The book and its message will grow more relevant as we continue to consider our decisions regarding the Middle East conflicts. The concepts of justice, evil, right and wrong change face based on the perspective of the one experiencing it. If a government is to use excessive force to defend its people and their way of life it is justified as an act of protection. However, if a government chooses to use such force as revenge or a show of might and power then there is no justification.
A Memorial Soiled by Secrets
Some Americans find themselves remembering and honoring the fallen at Pearl Harbor today, while silently cursing the possibility that the entire attack might have been avoided if the decision makers would have chosen to use the information gathered to stop the Japanese before they reached Pearl Harbor. Regardless of fact or conjecture, most Americans felt it extreme for their government to bomb Hiroshima and regretful of the event as information about the situation began to unfold.
A Day For Forgiveness
While it is very human to feel a need for revenge, it is also very human to feel just as strongly about forgiveness. Joe Morgan, a survivor of the attack on Pearl Harbor, wrote “From Fear To Forgiveness – A Pearl Harbor Attack Survival Story.” He tells us about meeting Mitsuo Fuchida, the commander of the naval forces that attacked Pearl Harbor on December 7, 1941. Morgan attended an event in Maui where Captain Fuchida was speaking.
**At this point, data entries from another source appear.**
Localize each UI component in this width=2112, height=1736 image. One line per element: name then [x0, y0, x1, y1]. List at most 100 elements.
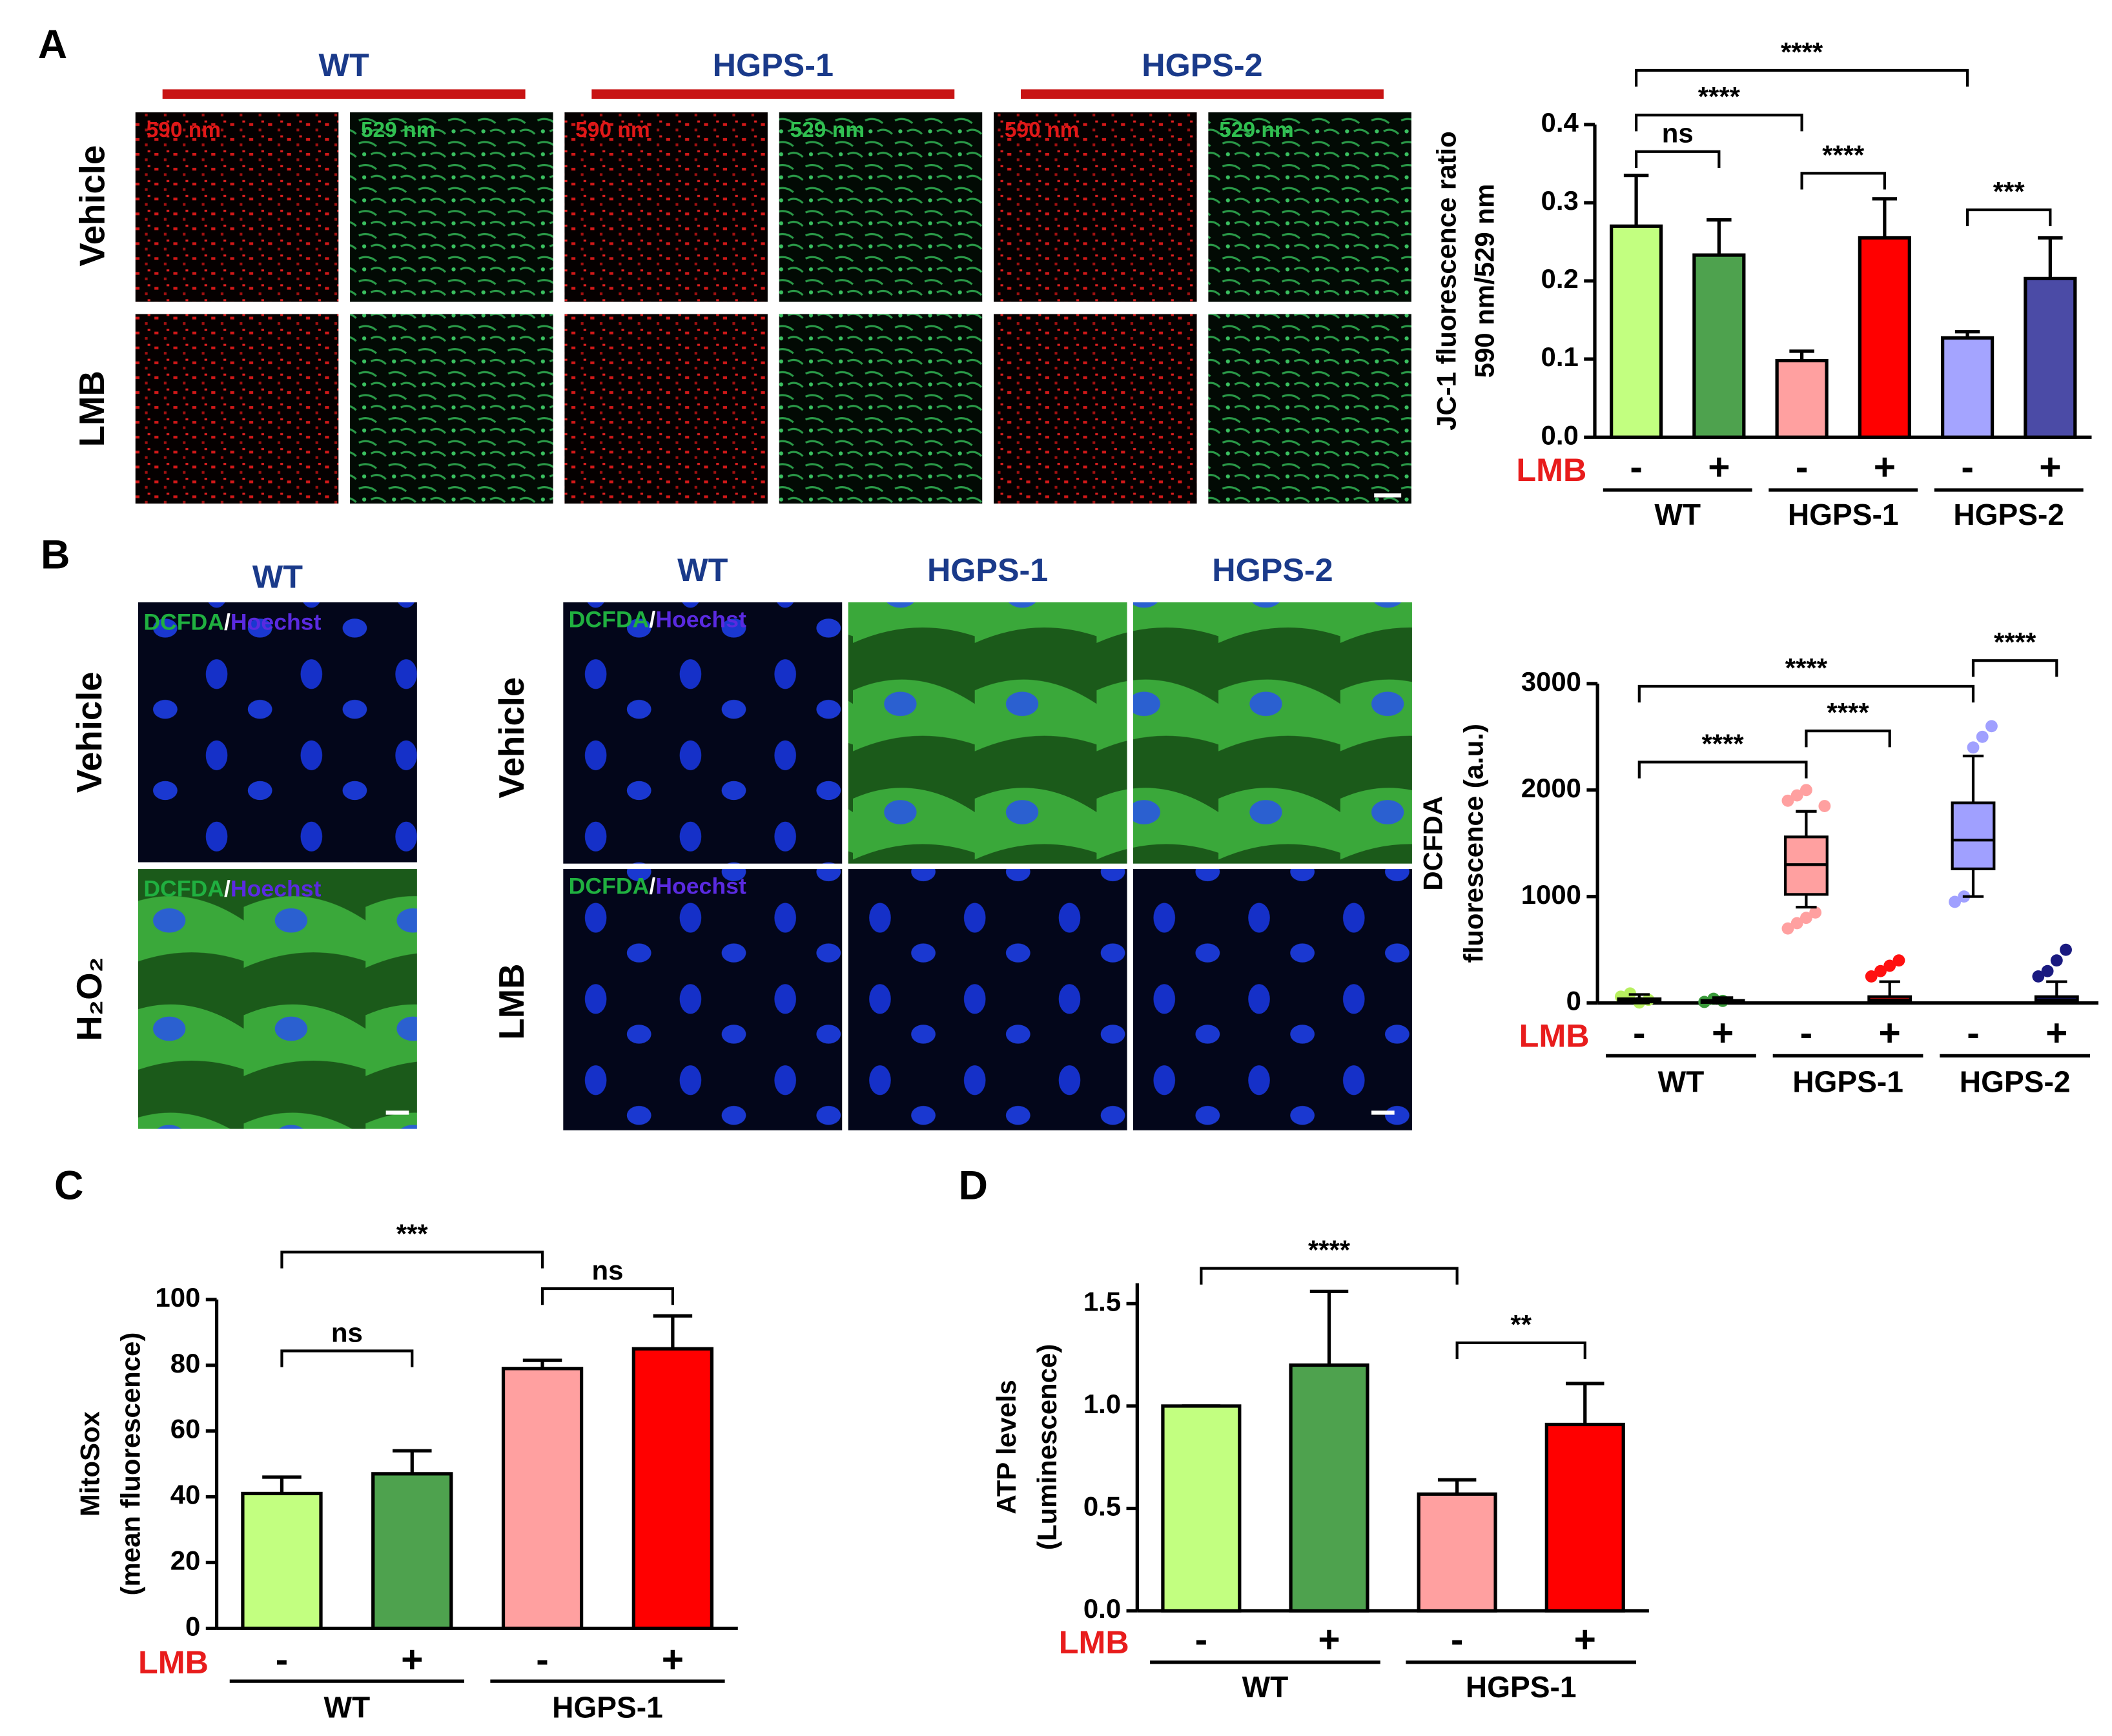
group-label: HGPS-1	[1466, 1670, 1577, 1704]
micrograph	[779, 112, 983, 302]
y-tick-label: 0.0	[1083, 1593, 1121, 1624]
group-bar	[1020, 89, 1384, 99]
y-tick-label: 0.2	[1541, 263, 1579, 294]
treatment-label: LMB	[1059, 1624, 1129, 1660]
row-label: H₂O₂	[70, 957, 109, 1041]
data-point	[2060, 943, 2072, 956]
channel-label: 529 nm	[1219, 118, 1294, 142]
micrograph	[1133, 869, 1412, 1130]
y-tick-label: 0.3	[1541, 185, 1579, 216]
data-point	[1949, 895, 1961, 908]
bar	[1289, 1363, 1369, 1613]
row-label: Vehicle	[72, 145, 112, 267]
bar	[2024, 276, 2077, 439]
stain-label: DCFDA/Hoechst	[569, 873, 746, 899]
significance-bracket	[1971, 659, 2058, 677]
significance-bracket	[280, 1251, 544, 1269]
channel-label: 590 nm	[575, 118, 650, 142]
row-label: LMB	[72, 371, 112, 447]
data-point	[1967, 741, 1980, 754]
data-point	[1790, 917, 1803, 930]
y-tick-label: 40	[170, 1480, 201, 1510]
y-axis-label: fluorescence (a.u.)	[1459, 724, 1489, 963]
treatment-sign: -	[1451, 1619, 1464, 1660]
panel-label: A	[38, 22, 67, 67]
significance-bracket	[540, 1287, 674, 1305]
channel-label: 590 nm	[147, 118, 221, 142]
stain-part: Hoechst	[231, 876, 322, 902]
data-point	[2041, 965, 2054, 977]
whisker	[1962, 868, 1984, 898]
data-point	[2032, 970, 2045, 983]
y-tick-label: 0.1	[1541, 342, 1579, 372]
significance-bracket	[1800, 172, 1886, 190]
significance-label: ****	[1698, 81, 1741, 112]
data-point	[1781, 922, 1794, 935]
whisker	[2046, 980, 2067, 997]
significance-label: ****	[1701, 728, 1744, 759]
error-bar	[392, 1449, 432, 1474]
panel-label: B	[41, 532, 70, 577]
group-title: WT	[319, 46, 369, 83]
treatment-sign: -	[536, 1639, 549, 1680]
treatment-sign: +	[2039, 446, 2061, 488]
data-point	[1976, 730, 1989, 743]
group-title: HGPS-1	[713, 46, 834, 83]
micrograph	[350, 314, 553, 504]
bar	[1858, 236, 1911, 439]
stain-label: DCFDA/Hoechst	[143, 876, 321, 902]
treatment-label: LMB	[1516, 451, 1586, 488]
significance-bracket	[280, 1349, 414, 1367]
treatment-label: LMB	[138, 1644, 209, 1680]
significance-bracket	[1805, 730, 1891, 748]
panel-label: D	[959, 1163, 988, 1208]
micrograph	[1133, 602, 1412, 864]
y-tick-label: 0.4	[1541, 107, 1579, 138]
channel-label: 590 nm	[1005, 118, 1080, 142]
significance-label: ***	[1993, 176, 2025, 207]
stain-part: DCFDA	[143, 876, 224, 902]
error-bar	[1872, 197, 1898, 238]
bar	[241, 1491, 323, 1630]
treatment-sign: -	[1633, 1012, 1646, 1054]
panel-label: C	[54, 1163, 83, 1208]
significance-bracket	[1635, 68, 1969, 87]
error-bar	[1566, 1382, 1605, 1425]
box	[1951, 801, 1996, 870]
stain-part: /	[649, 873, 655, 899]
stain-part: DCFDA	[569, 873, 650, 899]
significance-bracket	[1965, 208, 2052, 227]
data-point	[1809, 906, 1822, 919]
whisker	[1796, 894, 1817, 909]
data-point	[1818, 800, 1831, 812]
data-point	[1799, 912, 1812, 924]
error-bar	[1309, 1289, 1349, 1365]
y-tick-label: 2000	[1521, 773, 1581, 803]
significance-label: ****	[1785, 653, 1828, 683]
row-label: LMB	[492, 964, 531, 1040]
stain-label: DCFDA/Hoechst	[143, 609, 321, 635]
treatment-sign: +	[401, 1639, 423, 1680]
y-tick-label: 1.0	[1083, 1389, 1121, 1419]
significance-label: ****	[1994, 627, 2036, 657]
micrograph	[564, 314, 768, 504]
micrograph	[563, 869, 843, 1130]
stain-part: /	[649, 607, 655, 633]
y-axis-label: DCFDA	[1418, 796, 1448, 891]
bar	[1775, 358, 1829, 439]
bar	[1161, 1404, 1242, 1613]
bar	[371, 1472, 453, 1630]
error-bar	[1623, 173, 1649, 227]
y-tick-label: 0.0	[1541, 420, 1579, 450]
bar	[1940, 336, 1994, 439]
data-point	[1883, 959, 1896, 972]
group-label: HGPS-1	[552, 1690, 663, 1724]
whisker	[1796, 810, 1817, 837]
data-point	[1799, 784, 1812, 797]
micrograph	[135, 314, 339, 504]
micrograph	[848, 602, 1127, 864]
significance-label: ****	[1781, 37, 1823, 67]
data-point	[1874, 965, 1887, 977]
significance-bracket	[1455, 1341, 1586, 1360]
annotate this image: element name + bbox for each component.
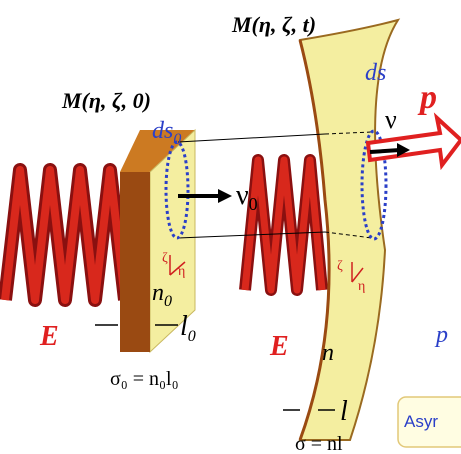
line <box>178 134 325 142</box>
slab-front <box>120 172 150 352</box>
label: ds0 <box>152 118 181 148</box>
wave-left <box>5 170 125 300</box>
label: M(η, ζ, t) <box>231 12 316 37</box>
label: l <box>340 396 348 427</box>
label: ζ <box>337 259 343 274</box>
label: 0 <box>249 194 258 214</box>
label: σ = nl <box>295 433 343 454</box>
label: 0 <box>164 293 172 310</box>
label: 0 <box>173 131 181 148</box>
box-text: Asyr <box>404 412 438 431</box>
label: η <box>178 264 185 279</box>
label: E <box>269 331 289 362</box>
arrow-head <box>218 189 232 203</box>
label: M(η, ζ, 0) <box>61 88 151 113</box>
label: ζ <box>162 251 168 266</box>
label: ν <box>236 180 249 211</box>
label: η <box>358 279 365 294</box>
label: ds <box>152 118 173 144</box>
label: ds <box>365 60 386 86</box>
label: E <box>39 321 59 352</box>
label: p <box>434 322 448 348</box>
diagram: M(η, ζ, 0) M(η, ζ, t) ds0 ds ν0 ν p E E … <box>0 0 461 454</box>
arrow <box>370 150 400 152</box>
wave-right <box>245 160 322 290</box>
label: n <box>322 340 334 366</box>
label: ν <box>385 105 397 134</box>
label: p <box>417 79 437 116</box>
label: n <box>152 280 164 306</box>
label: M(η, ζ, t) <box>231 12 316 37</box>
big-arrow <box>368 118 461 165</box>
label: M(η, ζ, 0) <box>61 88 151 113</box>
label: 0 <box>188 328 196 345</box>
label: σ₀ = n₀l₀ <box>110 368 179 390</box>
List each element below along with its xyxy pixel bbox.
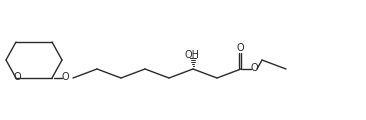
Text: O: O xyxy=(236,43,244,53)
Text: O: O xyxy=(250,63,258,73)
Text: O: O xyxy=(13,72,21,82)
Text: OH: OH xyxy=(184,50,199,60)
Text: O: O xyxy=(61,72,69,82)
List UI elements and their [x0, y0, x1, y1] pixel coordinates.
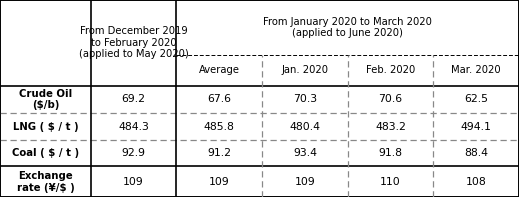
- Text: 93.4: 93.4: [293, 148, 317, 158]
- Text: 484.3: 484.3: [118, 122, 149, 132]
- Text: 483.2: 483.2: [375, 122, 406, 132]
- Text: 494.1: 494.1: [461, 122, 491, 132]
- Text: 88.4: 88.4: [464, 148, 488, 158]
- Text: 108: 108: [466, 177, 486, 187]
- Text: Mar. 2020: Mar. 2020: [452, 65, 501, 75]
- Text: 91.2: 91.2: [207, 148, 231, 158]
- Text: 62.5: 62.5: [464, 95, 488, 104]
- Text: 70.3: 70.3: [293, 95, 317, 104]
- Text: 480.4: 480.4: [290, 122, 320, 132]
- Text: 67.6: 67.6: [207, 95, 231, 104]
- Text: Exchange
rate (¥/$ ): Exchange rate (¥/$ ): [17, 171, 74, 192]
- Text: 69.2: 69.2: [121, 95, 146, 104]
- Text: 109: 109: [124, 177, 144, 187]
- Text: Average: Average: [199, 65, 240, 75]
- Text: LNG ( $ / t ): LNG ( $ / t ): [12, 122, 78, 132]
- Text: Feb. 2020: Feb. 2020: [366, 65, 415, 75]
- Text: 91.8: 91.8: [378, 148, 403, 158]
- Text: Crude Oil
($/b): Crude Oil ($/b): [19, 89, 72, 110]
- Text: From December 2019
to February 2020
(applied to May 2020): From December 2019 to February 2020 (app…: [79, 26, 188, 59]
- Text: 110: 110: [380, 177, 401, 187]
- Text: From January 2020 to March 2020
(applied to June 2020): From January 2020 to March 2020 (applied…: [263, 17, 432, 38]
- Text: Coal ( $ / t ): Coal ( $ / t ): [12, 148, 79, 158]
- Text: 70.6: 70.6: [378, 95, 403, 104]
- Text: 109: 109: [209, 177, 229, 187]
- Text: 92.9: 92.9: [121, 148, 146, 158]
- Text: 109: 109: [295, 177, 315, 187]
- Text: Jan. 2020: Jan. 2020: [281, 65, 329, 75]
- Text: 485.8: 485.8: [204, 122, 235, 132]
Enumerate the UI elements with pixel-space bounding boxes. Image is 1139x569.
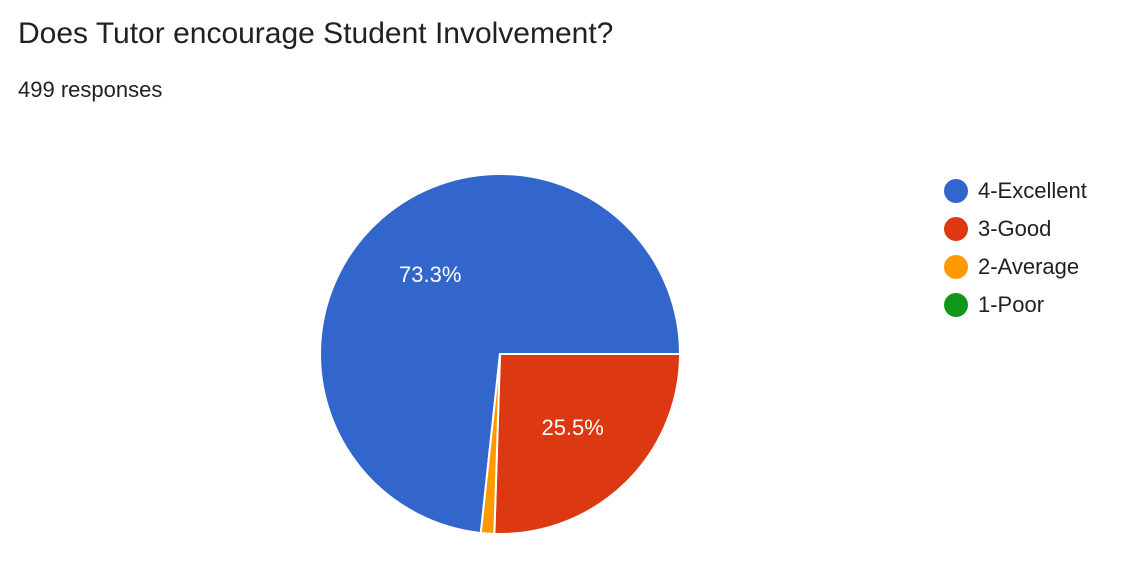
legend-label-good: 3-Good: [978, 216, 1052, 241]
pie-slice-good[interactable]: [493, 353, 682, 535]
legend-swatch-average: [944, 255, 968, 279]
pie-label-excellent: 73.3%: [399, 262, 461, 287]
legend-item-excellent[interactable]: 4-Excellent: [944, 172, 1087, 210]
legend-item-poor[interactable]: 1-Poor: [944, 286, 1087, 324]
chart-legend: 4-Excellent 3-Good 2-Average 1-Poor: [944, 172, 1087, 324]
legend-label-average: 2-Average: [978, 254, 1080, 279]
legend-swatch-excellent: [944, 179, 968, 203]
pie-label-good: 25.5%: [541, 415, 603, 440]
pie-slice-average[interactable]: [479, 353, 501, 535]
legend-swatch-good: [944, 217, 968, 241]
response-count: 499 responses: [18, 77, 163, 102]
legend-swatch-poor: [944, 293, 968, 317]
legend-label-poor: 1-Poor: [978, 292, 1045, 317]
legend-label-excellent: 4-Excellent: [978, 178, 1087, 203]
legend-item-average[interactable]: 2-Average: [944, 248, 1087, 286]
chart-title: Does Tutor encourage Student Involvement…: [18, 17, 614, 50]
legend-item-good[interactable]: 3-Good: [944, 210, 1087, 248]
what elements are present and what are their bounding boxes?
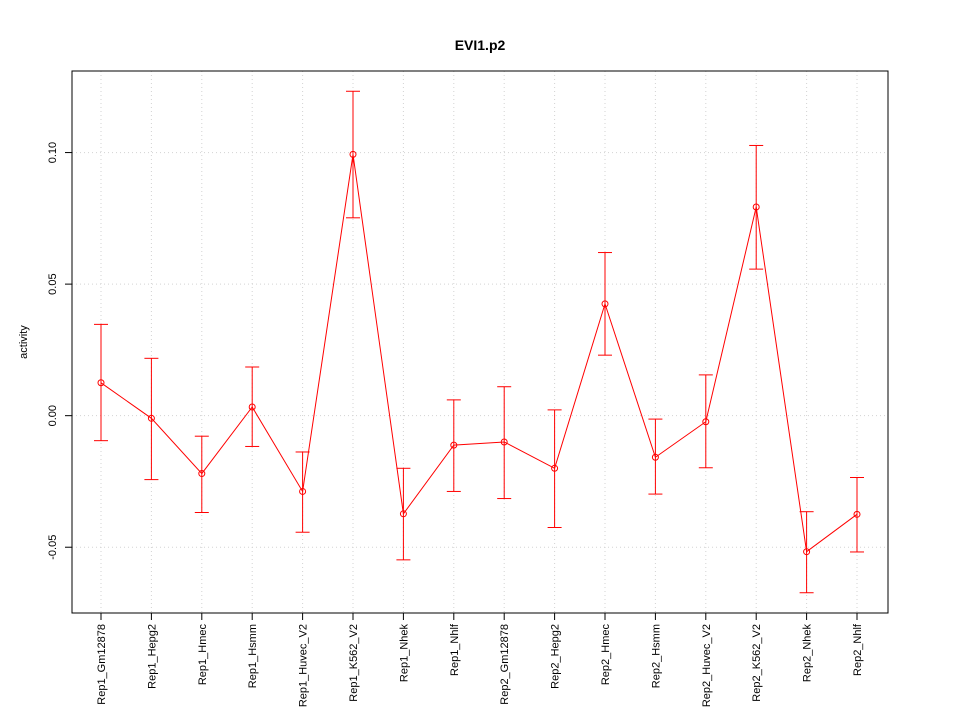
x-tick-label: Rep1_Nhek [398,624,410,683]
data-point [500,438,508,446]
data-point [450,441,458,449]
data-point [399,510,407,518]
x-tick-label: Rep1_Hepg2 [146,624,158,689]
x-tick-label: Rep2_Nhlf [852,623,864,676]
x-axis: Rep1_Gm12878 Rep1_Hepg2 Rep1_Hmec Rep1_Hsmm… [96,612,864,707]
y-tick-label: 0.05 [47,273,59,294]
data-point [651,453,659,461]
data-point [349,150,357,158]
x-tick-label: Rep2_Hsmm [650,624,662,688]
x-tick-label: Rep1_Huvec_V2 [298,624,310,707]
data-point [147,414,155,422]
chart-title: EVI1.p2 [455,37,506,53]
data-point [248,403,256,411]
x-tick-label: Rep2_K562_V2 [751,624,763,702]
y-tick-label: 0.00 [47,405,59,426]
data-point [601,300,609,308]
series [94,90,864,594]
x-tick-label: Rep2_Hmec [600,624,612,686]
x-tick-label: Rep2_Huvec_V2 [701,624,713,707]
y-tick-label: 0.10 [47,142,59,163]
x-tick-label: Rep2_Gm12878 [499,624,511,705]
x-tick-label: Rep1_Gm12878 [96,624,108,705]
x-tick-label: Rep1_K562_V2 [348,624,360,702]
data-point [97,379,105,387]
data-point [752,203,760,211]
data-point [299,487,307,495]
data-point [803,548,811,556]
data-point [853,510,861,518]
x-tick-label: Rep1_Hmec [197,624,209,686]
y-axis: -0.05 0.00 0.05 0.10 [47,142,73,560]
x-tick-label: Rep1_Nhlf [449,623,461,676]
y-axis-label: activity [18,325,30,359]
data-point [198,470,206,478]
data-point [702,418,710,426]
data-point [551,464,559,472]
series-line [100,154,858,553]
grid [72,71,888,613]
x-tick-label: Rep2_Nhek [802,624,814,683]
y-tick-label: -0.05 [47,535,59,560]
x-tick-label: Rep1_Hsmm [247,624,259,688]
x-tick-label: Rep2_Hepg2 [550,624,562,689]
“After he finished, I went up to him and introduced myself as a survivor of the Pearl Harbor attack. He bowed politely and said in Japanese, "Gomenasai." (I’m sorry.) Then he said in English, "Please forgive me." He reached out to shake my hand. As our hands touched, all the hatred and animosity toward this man and his country was gone! God had replaced those feelings with forgiveness!”
Forgiveness is a major cornerstone in most spiritual philosophies. Jesus said of those involved in his crucifixion “Forgive them Father, for they know not what they do.” (Luke 23:34). Jesus also urges us to forgive constantly in Mark 11:25 "If you hold anything against anyone, forgive him.” Charles Filmore, author, minister, and co-founder of Unity Church wrote "There is a mental treatment guaranteed to cure every ill that flesh is heir to. Sit for half an hour every night and forgive everyone against whom you have any ill will or antipathy.”
Any human on a true path of spiritual growth will recognize that in remembering the fallen we must also forgive those that participated in the act. Additionally, we must refrain from vengeful acts and know that the only way to stop violence is to break the chain. Love and forgiveness begets love and forgiveness. That is the lesson of December 7, 1941.